Extrait : "Je parle à des amis de ce projet. Certains sont réticents : est-il question de juger nos parents ? est-ce que je vais participer à ce grand mouvement de réaction qui, depuis quelques temps, voue les années 68 au pilori et les rend responsables de tous les maux de la société actuelle ? Je me rebiffe, je ne veux pas être enfermée dans une case, ça suffit ! J'ai été seule trop longtemps, je suis à la recherce de mon histoire collective."

 

 

  • Un peu d'économie pour poursuivre. Laurent Cordonnier a choisi de nous expliquer le fonctionnement du capitalisme et de sa crise actuelle en nous racontant une fable intitulée L'économie des Toambopiks. Une fable qui n'a rien d'une fiction. Il nous narre l'histoire d'Happystone, un économiste frais émoulu du Massachussets Institute of Technology (M.I.T.) de Boston. Il est chargé d'une mission d'expertise sur une petite île du Pacifique jolimment nommée Cetouvou.
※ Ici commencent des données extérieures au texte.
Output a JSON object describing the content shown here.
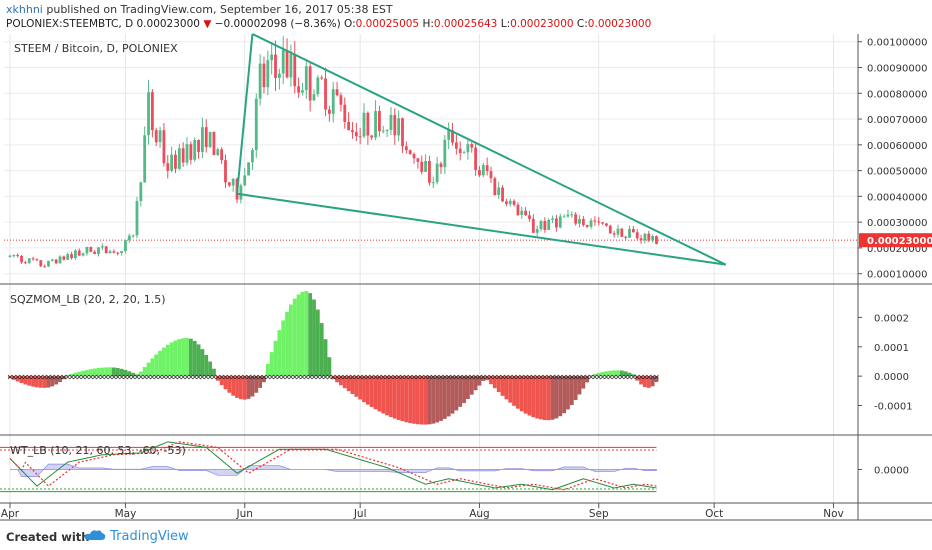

Il entame son séjour par une période d'observation où il assiste émerveillé à une cérémonie du "walras" au cours de laquelle l'offre et la demande de travail se rencontrent pour déterminer le niveau de rémunération. Bref, tout semble confirmer la validité des concepts économiques appris au MIT. Happystone peut ainsi déclarer avec enthousiasme à son interprète Bougainville :

 

"Nous avons coutûme de dire que, par la force de la concurrence sur le marché du travail, l'économie est en quelque sorte guidée par la grâce d'une main invisible vers la réalisation spontanée du plein-emploi volontaire des resources (précisément de la terre et du travail dans notre cas). La main invisible, Bougainville ! C'est la main invisible du marché que nous venons de voir !"

 

Happystone propose donc un plan qui prévoit la création d'une banque centrale et l'introduction de la monnaie. C'est là que les ennuis commencent... Tous les ajustements apportés pour corriger les déséquilibres non prévus par le plan se révèlent encore plus déstabilisateurs. Le récit est passionnant, pas trop complexe, et permet de mieux cerner les mécanismes à l'oeuvre dans la récente crise financière. Le livre est publié par les éditions Raisons d'agir, autrefois une collection fondée par le sociologue Pierre Bourdieu.

 

 

  • Terminons par un livre que je n'ai pas lu, mais je vais certainement le faire dans les semaines qui viennent ! Il s'agit du livre d'Alex Ross The Rest is Noise. A l'écoute du XXème siècle (Actes Sud). L'auteur est journaliste au New Yorker et a mis sept ans pour écrire ce livre qui se penche sur le destin de la musique classique au XXème siècle, de Schöneberg à Messiaen en passant par Chostakovitch et Stravinsky et bien d'autres. Il insiste sur les rapports de cette musique à la société et à la politique tout en parlant de la dimension artistique. (Consultez le blog de l'auteur).  Bref à lire dès que vous aurez fini le magazine Books de cet été consacré au pouvoir de la musique.